McDowell v. . Bradley

This suit was brought in the Country Court, and after a verdict and judgment against the plaintiff, he appealed to the Superior Court; but he gave bond with only one surety. At the term at which the transcript was filed the defendant moved to dismiss the appeal because there was but one surety to the appeal bond. The plaintiff then showed that the defendant had, during that term, summoned witnesses, and, by leave of the court, he filed a new bond with two sufficient sureties for the prosecution of the appeal. Whereupon the court refused the defendant's motion, but allowed him an appeal. The Court thinks the decision of his Honor right. No weight is allowed to the circumstance that the defendant took out subpoenas, as he might not then have known of the deficiency in the bond; and the motion, we think (93) is in due time at the first term and before the trial begins. It is not within any of the cases in which it has been held that the appellee waived his right to a better bond by his laches, for in neither of them was the motion at the first term. Ferguson v.McCarter, 4 N.C. 544; Wallace v. Corbit, 26 N.C. 45. Unless waived by his delay the statute expressly requires that number at least; and the court would have been bound to dismiss this appeal if such a bond had not been given. But we think the new bond was an answer to the defendant's motion, for it fully meets the purposes of the act and the ends of justice by effectually securing the appellee, and, substantially, by the means prescribed in the statute. Although the proper bond was not taken at the proper time, yet the Court has the power to supply the omission, as was done with respect to certiorari bonds in the cases of Fox v. Steel,4 N.C. 48, and Rosseau v. Thornberry, 4 N.C. 326. The act of 1810, Rev. Stat., ch. 4, sec. 16, *Page 77 requires the clerk of the County Court to take the bond, as in cases of appeals, and send it up with the record; yet upon a motion to dismiss for the want of such a bond the plaintiff in the certiorari was allowed to give a proper bond in the Superior Court.
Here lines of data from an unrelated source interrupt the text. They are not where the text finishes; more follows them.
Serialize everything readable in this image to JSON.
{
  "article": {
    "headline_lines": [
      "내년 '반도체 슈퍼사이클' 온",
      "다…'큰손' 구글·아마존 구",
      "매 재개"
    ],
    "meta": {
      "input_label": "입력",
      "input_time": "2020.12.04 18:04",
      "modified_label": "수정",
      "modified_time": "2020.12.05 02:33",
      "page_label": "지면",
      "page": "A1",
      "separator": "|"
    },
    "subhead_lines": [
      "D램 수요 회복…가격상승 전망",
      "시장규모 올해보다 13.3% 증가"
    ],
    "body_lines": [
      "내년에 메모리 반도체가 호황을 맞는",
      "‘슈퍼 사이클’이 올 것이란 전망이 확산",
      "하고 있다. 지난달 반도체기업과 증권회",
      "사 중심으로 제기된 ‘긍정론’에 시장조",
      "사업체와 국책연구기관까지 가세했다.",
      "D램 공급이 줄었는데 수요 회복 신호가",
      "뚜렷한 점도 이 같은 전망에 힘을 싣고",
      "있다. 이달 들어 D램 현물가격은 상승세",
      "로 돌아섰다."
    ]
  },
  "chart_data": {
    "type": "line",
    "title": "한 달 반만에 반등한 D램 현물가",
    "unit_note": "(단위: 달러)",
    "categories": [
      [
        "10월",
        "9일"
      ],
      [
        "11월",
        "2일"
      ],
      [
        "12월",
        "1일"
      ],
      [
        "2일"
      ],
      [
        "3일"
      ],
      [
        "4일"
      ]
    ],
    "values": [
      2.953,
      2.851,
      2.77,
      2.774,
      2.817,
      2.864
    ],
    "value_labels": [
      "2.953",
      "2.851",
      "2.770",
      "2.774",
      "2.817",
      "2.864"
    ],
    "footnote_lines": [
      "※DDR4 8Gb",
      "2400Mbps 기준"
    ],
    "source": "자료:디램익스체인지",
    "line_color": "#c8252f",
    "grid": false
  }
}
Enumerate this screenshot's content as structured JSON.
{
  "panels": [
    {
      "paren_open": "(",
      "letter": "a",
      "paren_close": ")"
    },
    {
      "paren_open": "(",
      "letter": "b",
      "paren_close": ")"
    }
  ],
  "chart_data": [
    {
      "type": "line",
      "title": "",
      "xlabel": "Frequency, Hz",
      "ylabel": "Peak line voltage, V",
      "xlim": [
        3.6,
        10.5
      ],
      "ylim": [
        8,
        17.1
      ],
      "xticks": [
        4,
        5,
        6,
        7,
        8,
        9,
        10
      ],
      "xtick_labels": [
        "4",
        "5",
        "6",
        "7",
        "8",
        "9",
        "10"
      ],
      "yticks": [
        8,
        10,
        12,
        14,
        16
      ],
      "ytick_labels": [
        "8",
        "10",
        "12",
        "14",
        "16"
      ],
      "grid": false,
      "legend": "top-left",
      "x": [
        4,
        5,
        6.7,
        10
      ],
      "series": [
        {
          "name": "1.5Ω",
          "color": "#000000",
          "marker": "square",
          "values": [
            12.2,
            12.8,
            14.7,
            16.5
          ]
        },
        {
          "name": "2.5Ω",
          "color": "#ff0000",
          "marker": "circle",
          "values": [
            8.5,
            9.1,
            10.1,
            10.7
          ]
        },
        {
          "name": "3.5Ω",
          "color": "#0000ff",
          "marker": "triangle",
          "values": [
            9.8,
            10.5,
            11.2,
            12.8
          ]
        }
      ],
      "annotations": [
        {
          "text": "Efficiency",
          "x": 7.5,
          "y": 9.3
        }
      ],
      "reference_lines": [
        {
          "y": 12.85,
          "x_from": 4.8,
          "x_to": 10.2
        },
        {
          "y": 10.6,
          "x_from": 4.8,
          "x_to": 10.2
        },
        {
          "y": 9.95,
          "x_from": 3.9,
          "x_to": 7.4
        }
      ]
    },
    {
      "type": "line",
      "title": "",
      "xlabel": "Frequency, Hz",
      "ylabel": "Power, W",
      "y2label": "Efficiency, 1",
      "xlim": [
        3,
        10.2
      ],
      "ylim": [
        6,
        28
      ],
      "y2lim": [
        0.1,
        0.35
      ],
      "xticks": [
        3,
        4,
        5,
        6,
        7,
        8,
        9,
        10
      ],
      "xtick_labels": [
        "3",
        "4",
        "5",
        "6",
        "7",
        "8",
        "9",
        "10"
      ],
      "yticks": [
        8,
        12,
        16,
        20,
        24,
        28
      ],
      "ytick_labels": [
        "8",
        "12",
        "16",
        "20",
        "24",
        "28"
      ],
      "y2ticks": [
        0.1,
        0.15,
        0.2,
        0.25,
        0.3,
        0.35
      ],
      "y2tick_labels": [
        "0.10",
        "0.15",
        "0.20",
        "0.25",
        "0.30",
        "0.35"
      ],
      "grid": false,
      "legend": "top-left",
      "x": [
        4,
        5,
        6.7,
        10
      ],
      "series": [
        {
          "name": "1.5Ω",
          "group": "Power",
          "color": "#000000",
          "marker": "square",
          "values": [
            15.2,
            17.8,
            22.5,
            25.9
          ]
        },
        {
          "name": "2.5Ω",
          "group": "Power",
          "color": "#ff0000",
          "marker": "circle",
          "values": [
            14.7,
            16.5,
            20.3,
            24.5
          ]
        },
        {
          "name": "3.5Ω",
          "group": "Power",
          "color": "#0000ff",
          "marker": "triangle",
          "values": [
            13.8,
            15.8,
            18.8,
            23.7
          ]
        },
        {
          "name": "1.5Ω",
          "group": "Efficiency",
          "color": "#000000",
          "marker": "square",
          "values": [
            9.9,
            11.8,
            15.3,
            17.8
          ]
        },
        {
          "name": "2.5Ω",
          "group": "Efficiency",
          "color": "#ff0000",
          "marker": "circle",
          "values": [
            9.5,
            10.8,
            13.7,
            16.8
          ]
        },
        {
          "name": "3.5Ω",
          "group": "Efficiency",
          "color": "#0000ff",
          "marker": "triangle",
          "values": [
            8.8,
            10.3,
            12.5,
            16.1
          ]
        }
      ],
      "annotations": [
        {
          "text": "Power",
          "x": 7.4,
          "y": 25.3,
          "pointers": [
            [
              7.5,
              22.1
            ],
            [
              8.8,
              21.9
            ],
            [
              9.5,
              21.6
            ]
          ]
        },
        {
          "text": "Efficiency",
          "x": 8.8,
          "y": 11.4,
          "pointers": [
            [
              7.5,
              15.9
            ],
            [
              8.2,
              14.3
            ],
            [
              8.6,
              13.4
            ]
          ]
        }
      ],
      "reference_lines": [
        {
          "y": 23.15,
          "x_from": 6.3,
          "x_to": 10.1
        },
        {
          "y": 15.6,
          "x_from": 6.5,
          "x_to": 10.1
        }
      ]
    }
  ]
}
It was argued that this plaintiff should have been put to hiscertiorari, because on the bond then to be given there would be a summary judgment, which cannot be on the present one. If there were the difference in the remedy supposed it does not follow that the delay and expense should be thrown on the plaintiff, which would arise from dismissing the appeal. But, we think, the objection is founded on a mistake as to the remedy. It is clearly in the power of the court to require from time to time further security for the costs from the plaintiff, and the sureties in the new bonds are bound for all the costs, at whatever period accrued; and, certainly, since the act of 1831, Rev. St., ch. 31, sec. 133, they are liable summarily. The acts giving the summary judgments, being remedial, are to be (94) construed literally, as authorizing judgments on motion upon all bonds given at any stage of the case for the prosecution of a suit on an appeal.

This opinion will be certified to the Superior Court.

PER CURIAM. Ordered accordingly.

Cited: Robinson v. Bryan, 34 N.C. 183; Russell v. Saunders, 48 N.C. 432;Stickney v. Cox, 61 N.C. 496; Wall v. Fairly, 66 N.C. 386.